The artist looked from one to the other — the three waiters, the groundsman, and the teenage boy — and slowly shook his head. “Then I’m afraid you’re going to have to do what he says. If you’re able.”

Buddy Eastman grabbed Jordan by his left wrist and pulled him forward and threw an arm around his neck, and Murray Bigelow and the others jumped in. They wrestled Jordan around to the front of the car, cursing at him, while he cursed back and struggled to get free. He managed a sharp head butt across Bigelow’s face, sending him staggering backward, blood spurting from his nostrils, and he disabled Rob Whitney by kneeing him hard in the groin. Whitney grabbed his crotch, let out a howl of pain, and sat on the ground like a sack of potatoes. The teenage boy, Kenny Shay, let go of Jordan and quickly danced away. Fighting with a very large, very angry grown man was not something the boy was ready for.

That left Buddy Eastman and the remaining waiter, Carl James, to handle Jordan Groves alone, and they were not up to it. The artist got one arm free of Carl James’s grip and shoved the man off him. He threw two quick punches that landed on James’s ear and throat, and the man, nearly falling, backed away, dropped his hands to his sides, and watched from a safe distance. Taller and heavier than his remaining opponent, the artist swung Buddy Eastman around and got his other arm free. He moved into a trained boxer’s stance and said, “I’ll take you apart, Buddy, if I have to!”

Eastman put up his fists for a second, glared at Jordan Groves, then lowered his hands and said, “Groves, for Christ’s sake, get some sense! Go home!”

Both men were panting and red faced. Slowly the artist brought his fists down. He walked around the front of his car and opened the driver’s door.

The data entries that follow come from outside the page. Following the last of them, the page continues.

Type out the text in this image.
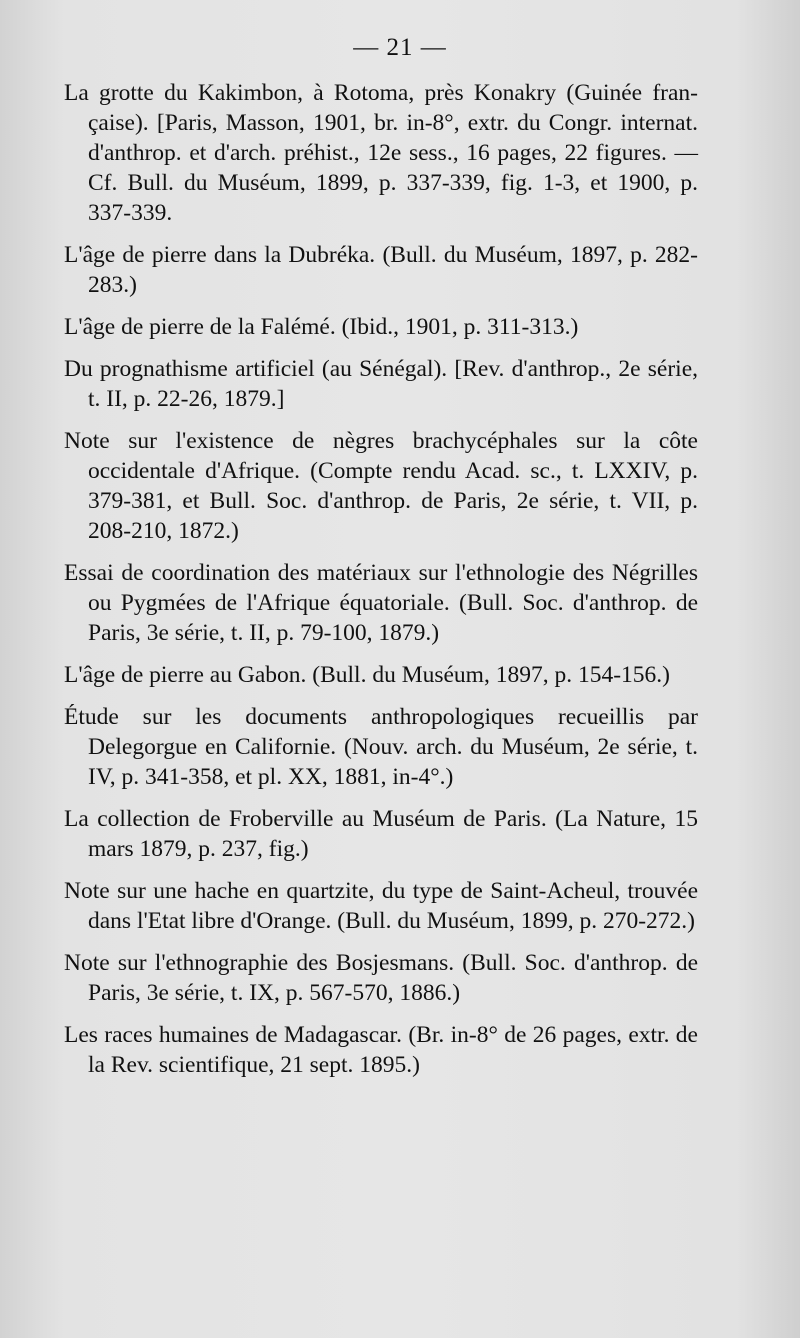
— 21 —

La grotte du Kakimbon, à Rotoma, près Konakry (Guinée fran-çaise). [Paris, Masson, 1901, br. in-8°, extr. du Congr. internat. d'anthrop. et d'arch. préhist., 12e sess., 16 pages, 22 figures. — Cf. Bull. du Muséum, 1899, p. 337-339, fig. 1-3, et 1900, p. 337-339.

L'âge de pierre dans la Dubréka. (Bull. du Muséum, 1897, p. 282-283.)

L'âge de pierre de la Falémé. (Ibid., 1901, p. 311-313.)

Du prognathisme artificiel (au Sénégal). [Rev. d'anthrop., 2e série, t. II, p. 22-26, 1879.]

Note sur l'existence de nègres brachycéphales sur la côte occidentale d'Afrique. (Compte rendu Acad. sc., t. LXXIV, p. 379-381, et Bull. Soc. d'anthrop. de Paris, 2e série, t. VII, p. 208-210, 1872.)

Essai de coordination des matériaux sur l'ethnologie des Négrilles ou Pygmées de l'Afrique équatoriale. (Bull. Soc. d'anthrop. de Paris, 3e série, t. II, p. 79-100, 1879.)

L'âge de pierre au Gabon. (Bull. du Muséum, 1897, p. 154-156.)

Étude sur les documents anthropologiques recueillis par Delegorgue en Californie. (Nouv. arch. du Muséum, 2e série, t. IV, p. 341-358, et pl. XX, 1881, in-4°.)

La collection de Froberville au Muséum de Paris. (La Nature, 15 mars 1879, p. 237, fig.)

Note sur une hache en quartzite, du type de Saint-Acheul, trouvée dans l'Etat libre d'Orange. (Bull. du Muséum, 1899, p. 270-272.)

Note sur l'ethnographie des Bosjesmans. (Bull. Soc. d'anthrop. de Paris, 3e série, t. IX, p. 567-570, 1886.)

Les races humaines de Madagascar. (Br. in-8° de 26 pages, extr. de la Rev. scientifique, 21 sept. 1895.)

For a few seconds he stood there and looked across the broad, mint green lawn to the clubhouse veranda, crowded now with gaping spectators, and he saw what a foolish, harmful thing he had done to these men, four men and a boy who were his neighbors and whom he regarded as friends. What kind of man was he? A common brawler? Fighting with men who were his friends and neighbors in front of his sons. It was a shameful thing to have done. He blamed the woman, Vanessa Von Heidenstamm, for it. It was her fault. He blamed what she had said to him and what she thought she knew about him. Most of all he blamed her because she had turned her back on him. That was what had made him act this way.